Considering her cowardly tendencies, she wouldn’t have sent that to me or him if she’d been sober.
I was plotting the raid of the Serpents’ local compound with the guys when I got that DM.
At first, I threw the phone in my pocket and ignored it, like I’ve been ignoring her for the past couple of weeks.
But like all those days, I fished my phone back out and glared at it. The same way I glared at her from afar.
While I watched her.
Followed her.
Hacked into her phone and computer.
Murdered every shred of her privacy.
Read her fucking journal that’s full of psychological bullshit and Landon.
When I checked my phone again, I found out she’d followed me on Instagram, too. Probably another drunken mistake.
But maybe the DM was meant for me, after all. Not Landon. Me.
That’s all the logic my brain needed to storm out of the meeting and come here.
In the middle of the fucking night.
It’s also what made me climb her balcony, creep inside, and touch her like she was already mine, partially forgetting that my little sister was on the other side of the door.
I should probably leave before one of her gazillion friends comes to check on her, but I don’t move.
Instead, I take time to look around her room, the walls covered in manga pages like some edgy teenager. I move closer and study the names at the top of each, committing them to memory so that I can search what she likes to read.
Then I do a whole sweep of the space.
Cecily’s room is simple—despite the manga wallpaper. Her wardrobe is casual and is full of T-shirts with sarcastic quotes. She owns no dresses or skirts or anything girly.
Her makeup table barely has anything on it aside from different brands of sunscreen. And perfume. Water lilies. I can’t help spraying it into the air and inhaling it.
Smells like Cecily. But not quite. It’s missing the scent of her skin.
I put back the bottle exactly where I found it, like a perfect creep, but then I place it on its side. I don’t give a fuck if she knows I went through her things. In fact, I want her to.
Let her be on the edge as payment for all the annoyance she’s brought into my life by merely existing.
I tilt my head in her direction. “Why the fuck did you come to that initiation, Cecily?”
If she hadn’t, I wouldn’t be acting completely out of character by inserting myself into her life and learning things about her I’m not supposed to.
Once I’m done going through the small space, I sit at her desk.
Psychology, philosophy, and nonfiction books line her small library.
And mangas.
Slice of life. Shounen, and… I grab one and my brows lift.
Boys’ love.
Well, well. Would you look at that?
I slide that manga back in place and open her laptop. I already hacked it once, so I know it’s as boring and meticulous as the image she projects onto the outer world.

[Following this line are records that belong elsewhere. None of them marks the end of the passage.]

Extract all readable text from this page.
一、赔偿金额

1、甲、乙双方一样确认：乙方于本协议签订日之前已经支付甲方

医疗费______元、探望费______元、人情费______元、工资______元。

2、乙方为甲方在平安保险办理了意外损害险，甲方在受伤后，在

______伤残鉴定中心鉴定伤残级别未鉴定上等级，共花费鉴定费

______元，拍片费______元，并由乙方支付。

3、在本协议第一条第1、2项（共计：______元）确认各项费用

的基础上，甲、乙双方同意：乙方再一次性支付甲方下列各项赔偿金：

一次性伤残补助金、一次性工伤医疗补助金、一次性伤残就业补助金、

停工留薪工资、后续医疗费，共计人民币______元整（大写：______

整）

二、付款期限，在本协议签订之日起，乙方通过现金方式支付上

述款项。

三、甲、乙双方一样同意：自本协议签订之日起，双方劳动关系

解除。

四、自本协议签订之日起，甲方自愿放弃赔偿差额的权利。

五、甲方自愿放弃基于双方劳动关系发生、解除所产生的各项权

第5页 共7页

All filled with school projects and pictures from family holidays.
Still, I open her browser and look at her history.
Considering that seeing sex made her physically ill the other day, I doubt she watches any. Or she could be using a private browser.
I find no trace of porn. However, I land on an interesting burst of similar searches, usually conducted late at night.

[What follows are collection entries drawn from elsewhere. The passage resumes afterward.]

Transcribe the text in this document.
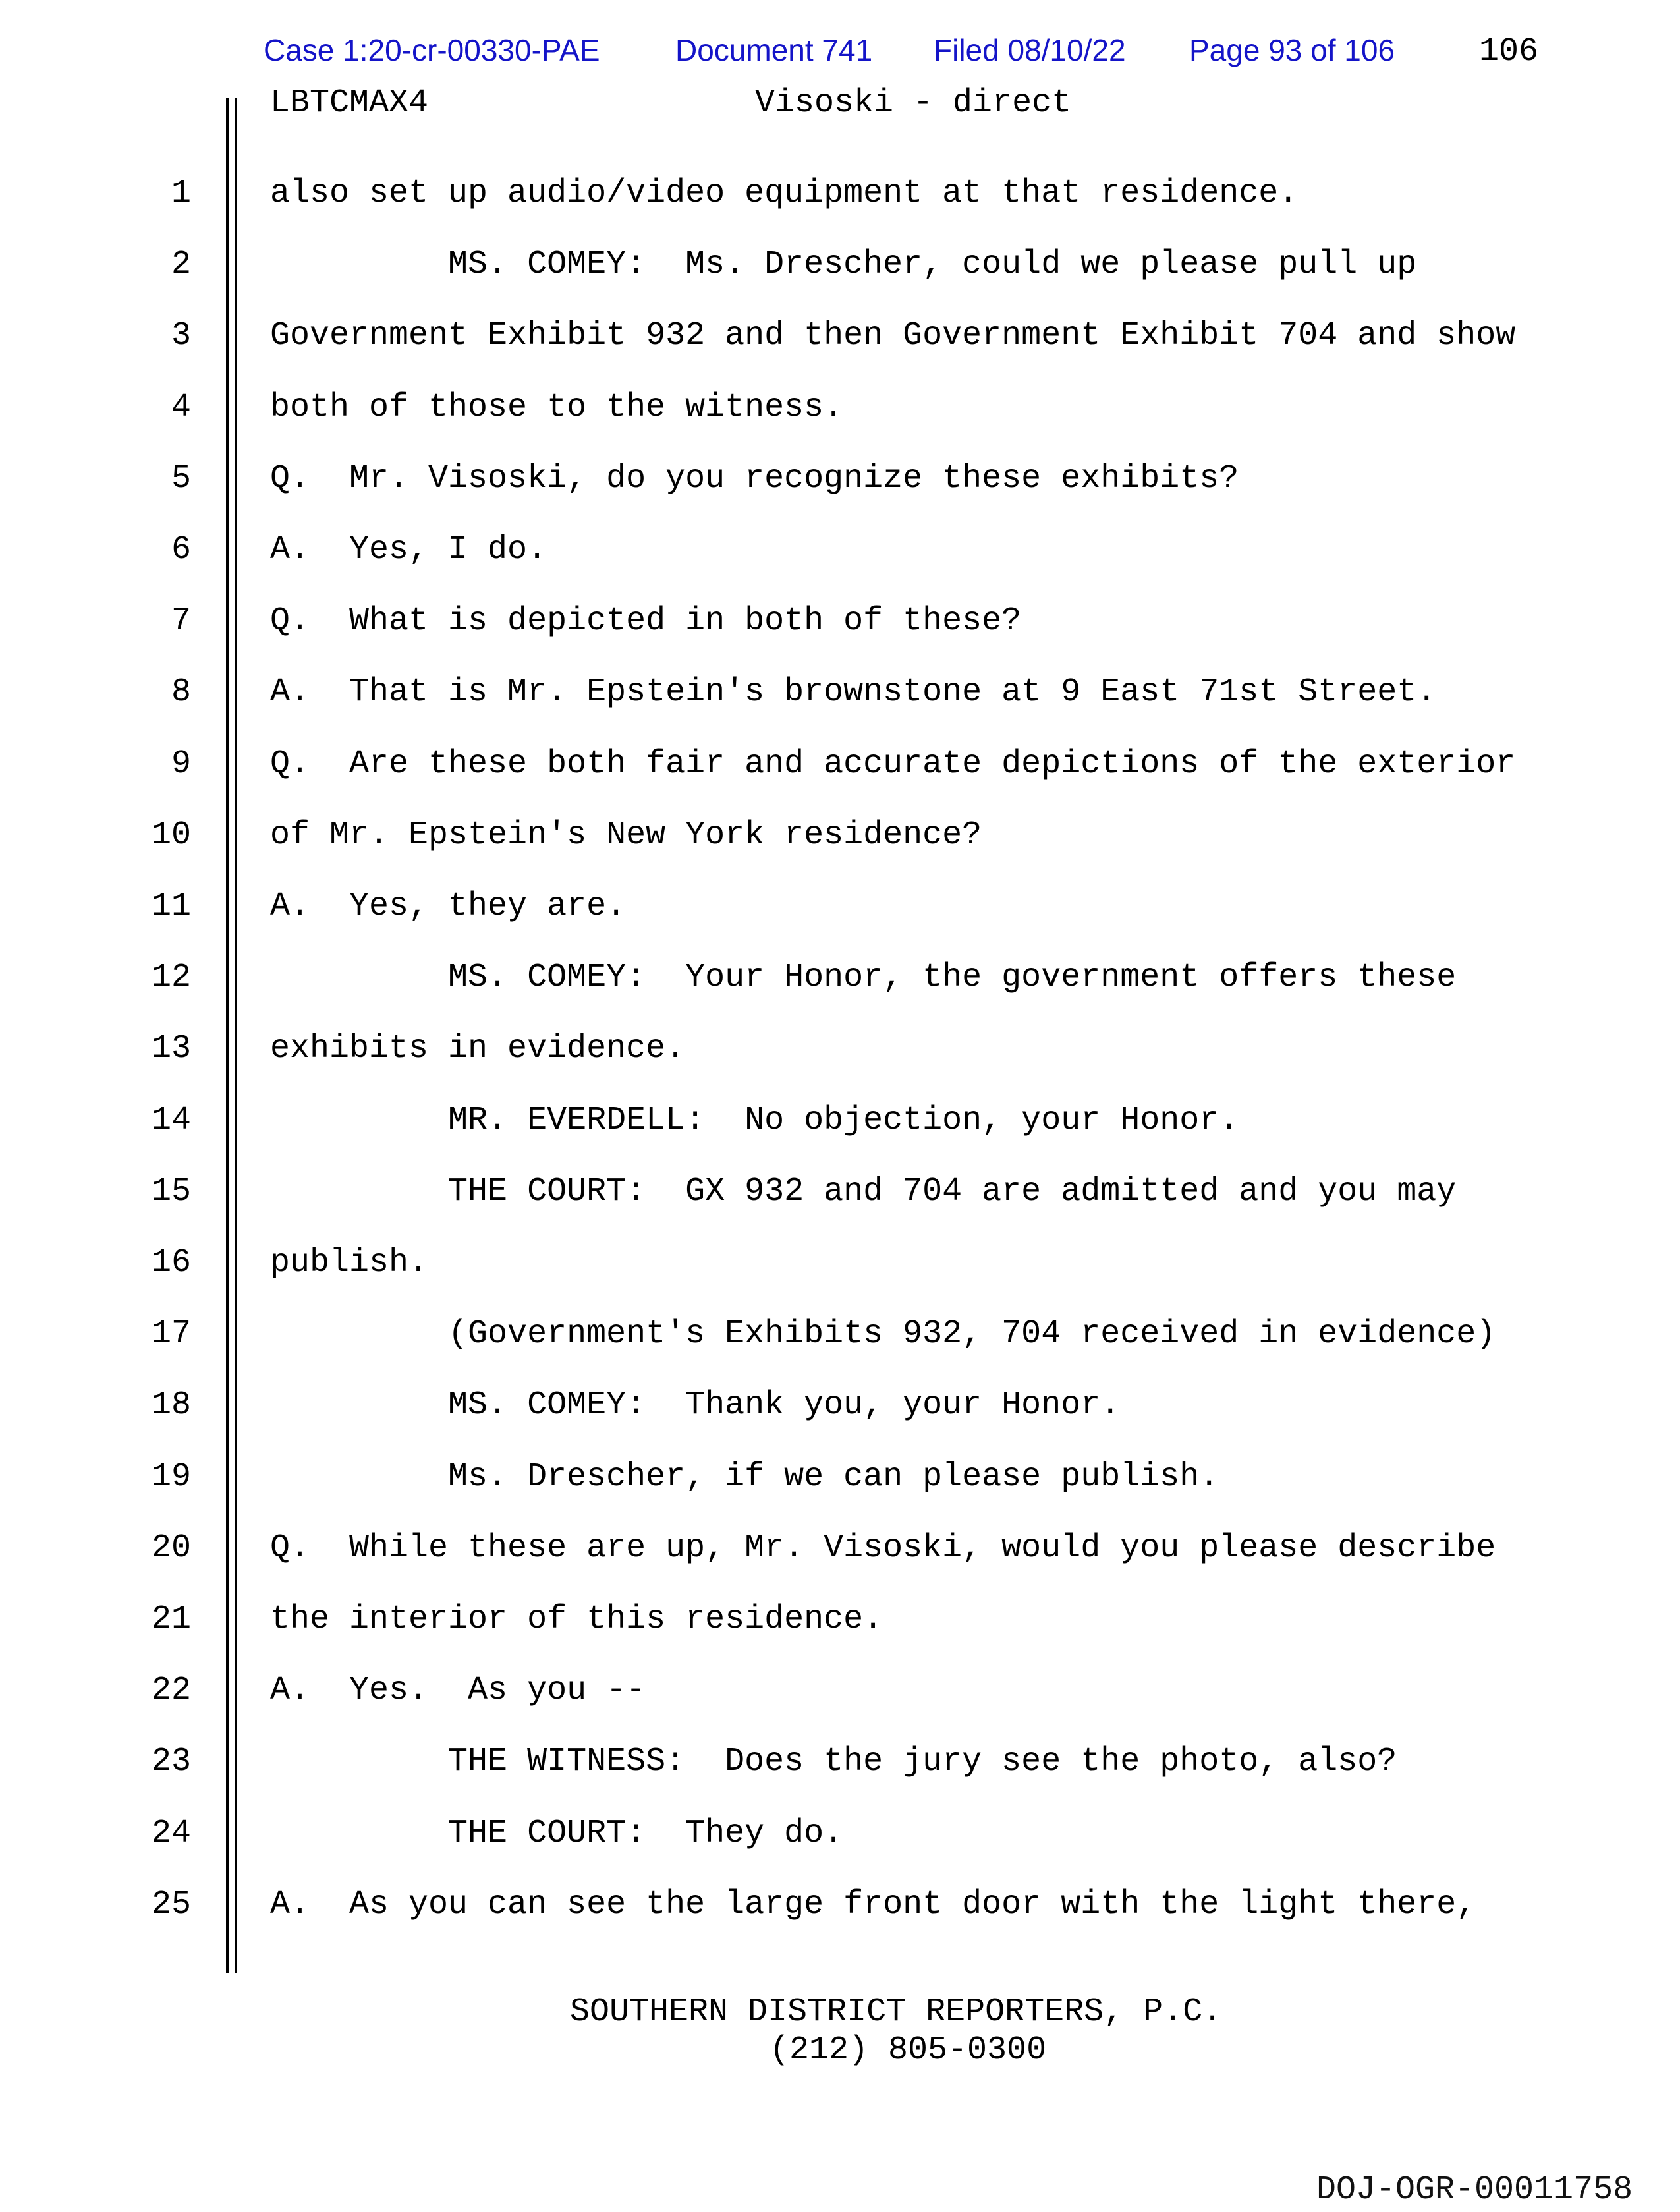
Case 1:20-cr-00330-PAE Document 741 Filed 08/10/22 Page 93 of 106	106
LBTCMAX4	Visoski - direct
1 also set up audio/video equipment at that residence.
2 MS. COMEY:  Ms. Drescher, could we please pull up
3 Government Exhibit 932 and then Government Exhibit 704 and show
4 both of those to the witness.
5 Q.  Mr. Visoski, do you recognize these exhibits?
6 A.  Yes, I do.
7 Q.  What is depicted in both of these?
8 A.  That is Mr. Epstein's brownstone at 9 East 71st Street.
9 Q.  Are these both fair and accurate depictions of the exterior
10 of Mr. Epstein's New York residence?
11 A.  Yes, they are.
12 MS. COMEY:  Your Honor, the government offers these
13 exhibits in evidence.
14 MR. EVERDELL:  No objection, your Honor.
15 THE COURT:  GX 932 and 704 are admitted and you may
16 publish.
17 (Government's Exhibits 932, 704 received in evidence)
18 MS. COMEY:  Thank you, your Honor.
19 Ms. Drescher, if we can please publish.
20 Q.  While these are up, Mr. Visoski, would you please describe
21 the interior of this residence.
22 A.  Yes.  As you --
23 THE WITNESS:  Does the jury see the photo, also?
24 THE COURT:  They do.
25 A.  As you can see the large front door with the light there,
SOUTHERN DISTRICT REPORTERS, P.C.
(212) 805-0300
DOJ-OGR-00011758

The psychology of rape fantasy.
Why do many women have rape fantasies?
The sociology of judging women who seek out or enjoy sex rougher than most men.
The sociology of rewarding men and punishing women for enjoying sex.

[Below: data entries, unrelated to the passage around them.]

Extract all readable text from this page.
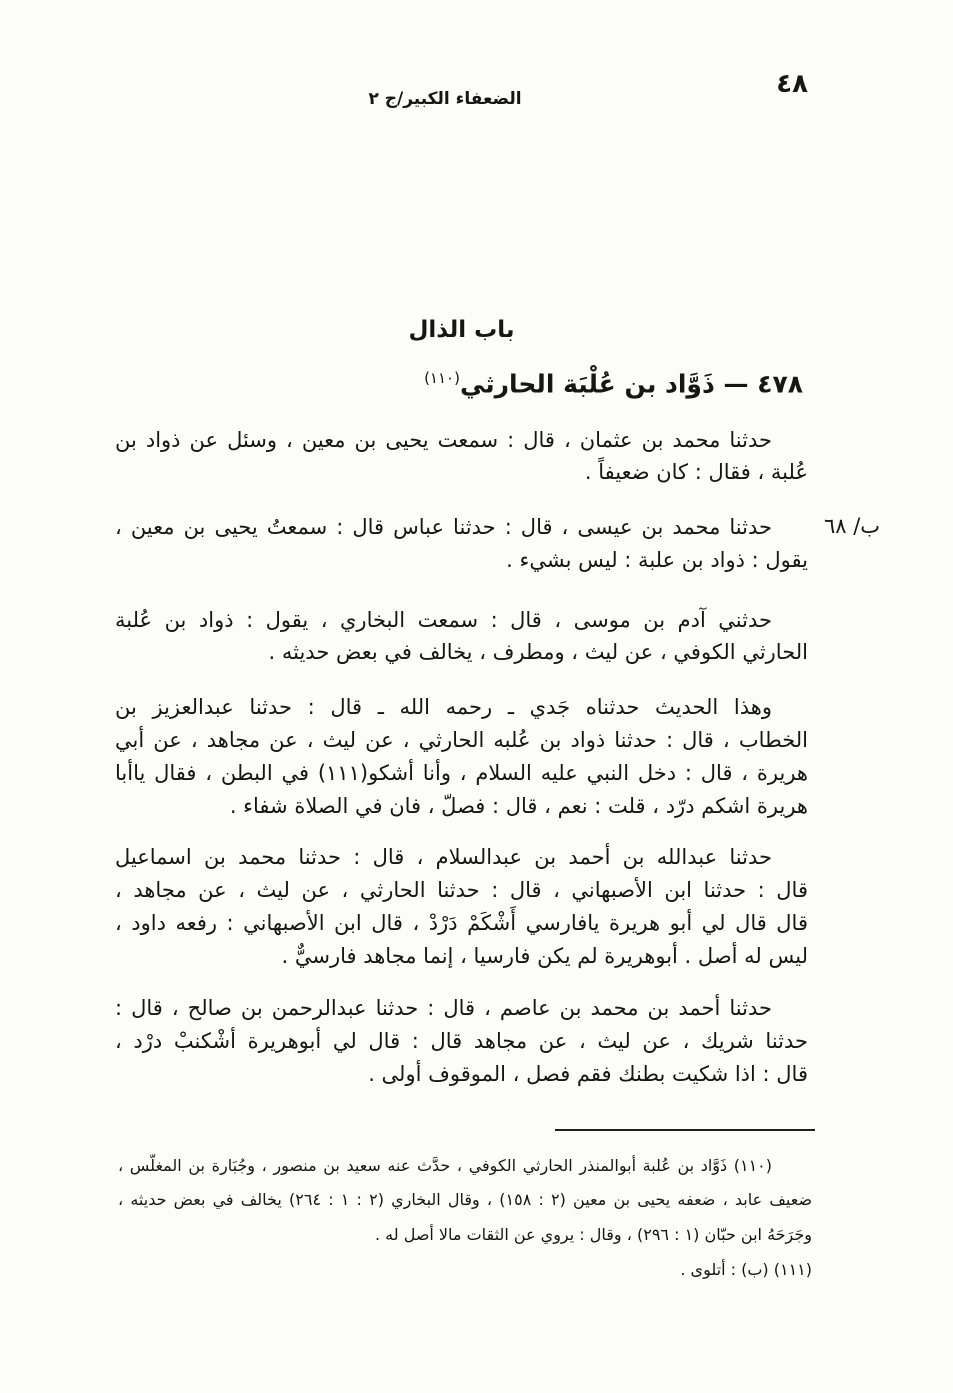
٤٨
الضعفاء الكبير/ج ٢
باب الذال
٤٧٨ — ذَوَّاد بن عُلْبَة الحارثي$^{(١١٠)}$
٦٨ /ب
حدثنا محمد بن عثمان ، قال : سمعت يحيى بن معين ، وسئل عن ذواد بن
عُلبة ، فقال : كان ضعيفاً .
حدثنا محمد بن عيسى ، قال : حدثنا عباس قال : سمعتُ يحيى بن معين ،
يقول : ذواد بن علبة : ليس بشيء .
حدثني آدم بن موسى ، قال : سمعت البخاري ، يقول : ذواد بن عُلبة
الحارثي الكوفي ، عن ليث ، ومطرف ، يخالف في بعض حديثه .
وهذا الحديث حدثناه جَدي ـ رحمه الله ـ قال : حدثنا عبدالعزيز بن
الخطاب ، قال : حدثنا ذواد بن عُلبه الحارثي ، عن ليث ، عن مجاهد ، عن أبي
هريرة ، قال : دخل النبي عليه السلام ، وأنا أشكو(١١١) في البطن ، فقال ياأبا
هريرة اشكم درّد ، قلت : نعم ، قال : فصلّ ، فان في الصلاة شفاء .
حدثنا عبدالله بن أحمد بن عبدالسلام ، قال : حدثنا محمد بن اسماعيل
قال : حدثنا ابن الأصبهاني ، قال : حدثنا الحارثي ، عن ليث ، عن مجاهد ،
قال قال لي أبو هريرة يافارسي أَشْكَمْ دَرْدْ ، قال ابن الأصبهاني : رفعه داود ،
ليس له أصل . أبوهريرة لم يكن فارسيا ، إنما مجاهد فارسيٌّ .
حدثنا أحمد بن محمد بن عاصم ، قال : حدثنا عبدالرحمن بن صالح ، قال :
حدثنا شريك ، عن ليث ، عن مجاهد قال : قال لي أبوهريرة أشْكنبْ درْد ،
قال : اذا شكيت بطنك فقم فصل ، الموقوف أولى .
(١١٠) ذَوَّاد بن عُلبة أبوالمنذر الحارثي الكوفي ، حدَّث عنه سعيد بن منصور ، وجُبَارة بن المغلّس ،
ضعيف عابد ، ضعفه يحيى بن معين (٢ : ١٥٨) ، وقال البخاري (٢ : ١ : ٢٦٤) يخالف في بعض حديثه ،
وجَرَحَهُ ابن حبّان (١ : ٢٩٦) ، وقال : يروي عن الثقات مالا أصل له .
(١١١) (ب) : أتلوى .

Is there an underlying mental disorder associated with rape fantasies?
Paraphilias listed in the Diagnostic and Statistical Manual of Mental Disorders.
Is primal kink a sexual deviation?
Serial killers’ kinks.
That one puts a smile on my face.
Jesus.
I can almost imagine the deer-in-the-headlights expression she had while reading all of this stuff.
My gaze slides to her sleeping form. “You need to stop forcing labels on yourself.”